作中でちょくちょく触っていた「カランタニア事件」についての概要です。本編でしっかり解説する機会はなさそうなのでこの機会にあげておこうと思います。


 大戦争が終結し、対エスターライヒ講和条約、サン=ジェルマン条約により、旧帝国支配領のフルバツカ・カランタニアは独立が承認された。また大戦争の引き金となったサラエボ擁するボスナ地方はセプルヴィアに割譲され、ヘルツェーゴ地方はフルバツカ領となる。


 これに不満を持ったのは、戦勝国であるエトルリアだった。


 エトルリアはかねてから「未回収のエトルリア」こと、トリエステ・フィウメ・南チロルの回復を国家目標として戦ったにもかかわらず、条約で併合が認められたのは南チロルのみ。

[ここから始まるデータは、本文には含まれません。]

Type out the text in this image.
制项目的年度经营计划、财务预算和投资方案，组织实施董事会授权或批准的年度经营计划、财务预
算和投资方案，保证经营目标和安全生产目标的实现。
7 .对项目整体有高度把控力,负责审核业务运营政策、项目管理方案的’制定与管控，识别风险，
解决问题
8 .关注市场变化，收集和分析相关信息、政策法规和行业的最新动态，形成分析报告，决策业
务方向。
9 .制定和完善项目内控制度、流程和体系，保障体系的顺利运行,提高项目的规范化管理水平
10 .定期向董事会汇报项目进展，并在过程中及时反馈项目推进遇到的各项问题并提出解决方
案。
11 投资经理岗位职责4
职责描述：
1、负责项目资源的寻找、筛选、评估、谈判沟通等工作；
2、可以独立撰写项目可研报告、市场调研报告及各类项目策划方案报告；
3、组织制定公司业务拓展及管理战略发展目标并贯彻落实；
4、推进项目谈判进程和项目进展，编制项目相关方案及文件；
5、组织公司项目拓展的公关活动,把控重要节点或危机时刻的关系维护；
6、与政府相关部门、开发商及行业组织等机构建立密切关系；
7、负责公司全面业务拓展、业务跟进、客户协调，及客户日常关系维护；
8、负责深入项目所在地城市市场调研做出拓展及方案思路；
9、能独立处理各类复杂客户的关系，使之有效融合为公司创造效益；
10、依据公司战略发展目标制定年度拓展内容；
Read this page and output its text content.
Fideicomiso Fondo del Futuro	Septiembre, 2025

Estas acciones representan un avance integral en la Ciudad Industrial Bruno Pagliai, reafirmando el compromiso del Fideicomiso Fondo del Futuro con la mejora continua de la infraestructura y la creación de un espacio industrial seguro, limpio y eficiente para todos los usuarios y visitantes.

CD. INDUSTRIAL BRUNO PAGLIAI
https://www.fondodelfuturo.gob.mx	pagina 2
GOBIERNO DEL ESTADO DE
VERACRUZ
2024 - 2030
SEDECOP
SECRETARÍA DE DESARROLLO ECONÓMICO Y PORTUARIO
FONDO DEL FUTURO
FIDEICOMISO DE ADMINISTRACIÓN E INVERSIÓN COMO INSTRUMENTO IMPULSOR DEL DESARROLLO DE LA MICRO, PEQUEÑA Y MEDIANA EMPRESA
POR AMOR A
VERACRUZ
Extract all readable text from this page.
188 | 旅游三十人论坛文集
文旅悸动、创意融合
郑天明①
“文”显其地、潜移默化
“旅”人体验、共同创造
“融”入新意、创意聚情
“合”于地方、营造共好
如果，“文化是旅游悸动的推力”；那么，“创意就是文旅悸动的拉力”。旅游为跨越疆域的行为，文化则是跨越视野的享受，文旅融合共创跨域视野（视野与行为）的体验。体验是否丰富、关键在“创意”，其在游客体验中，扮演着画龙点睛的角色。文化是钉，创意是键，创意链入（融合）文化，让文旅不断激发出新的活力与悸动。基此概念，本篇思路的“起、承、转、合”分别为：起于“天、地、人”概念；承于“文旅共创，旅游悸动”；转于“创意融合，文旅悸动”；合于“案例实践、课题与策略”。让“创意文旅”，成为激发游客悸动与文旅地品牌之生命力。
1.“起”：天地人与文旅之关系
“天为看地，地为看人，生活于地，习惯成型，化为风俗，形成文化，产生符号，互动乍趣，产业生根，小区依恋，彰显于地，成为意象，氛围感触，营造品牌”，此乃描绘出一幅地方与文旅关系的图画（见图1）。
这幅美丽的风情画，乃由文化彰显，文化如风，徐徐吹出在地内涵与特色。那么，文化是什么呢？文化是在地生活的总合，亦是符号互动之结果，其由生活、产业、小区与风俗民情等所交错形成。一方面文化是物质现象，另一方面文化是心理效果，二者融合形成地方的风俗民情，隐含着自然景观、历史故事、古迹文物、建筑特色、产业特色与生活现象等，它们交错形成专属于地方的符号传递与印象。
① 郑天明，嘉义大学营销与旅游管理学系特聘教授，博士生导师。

 植民地化をもくろみ、大戦のゴタゴタに紛れて占領したアドリア対岸のイリリアも結局撤退を余儀なくされている。


 そして、戦勝国にもかかわらず大した領土も賠償金も得られなかったという国民の不満を背景とし、全体主義党とベアータ・ムジェッリーニが台頭。世界暦1922年にとうとう政権を奪取する。


 同じころ、新たに建国されたトリエステを領有するカランタニア共和国は、他の東欧新興国家と同じように国内が混乱していた。


 1922年、エトルリアの支援を受けたとある軍人がついに反対勢力を打ち破って政権を樹立すると、24年には自ら国王に即位。こうしてカランタニア王国が成立する。


 そこからは坂道を転がり落ちるようにあっという間だった。


 エトルリアの武力を背景に政権基盤を築いた国王は彼女たちには逆らえない。1925年、エトルリアとカランタニアは相互防衛条約を締結し、カランタニア領内にエトルリア軍が多数駐屯。このような状況に反発した市民により、多数暴動が起きたが、その鎮圧を名目にエトルリア軍はさらに増強され続けた。


 26年、カランタニアは外交権と軍の指揮権をエトルリアに譲渡する条約を締結し、同時にトリエステの割譲を認めた。この一連の流れをカランタニア事件と呼び、レヴァント諸国の恐怖を呼ぶこととなる。


 なおこの手法は列強各国からの非難を巻き起こしたものの、世界恐慌勃発により列強国民の記憶からは消え去ってしまったのだった。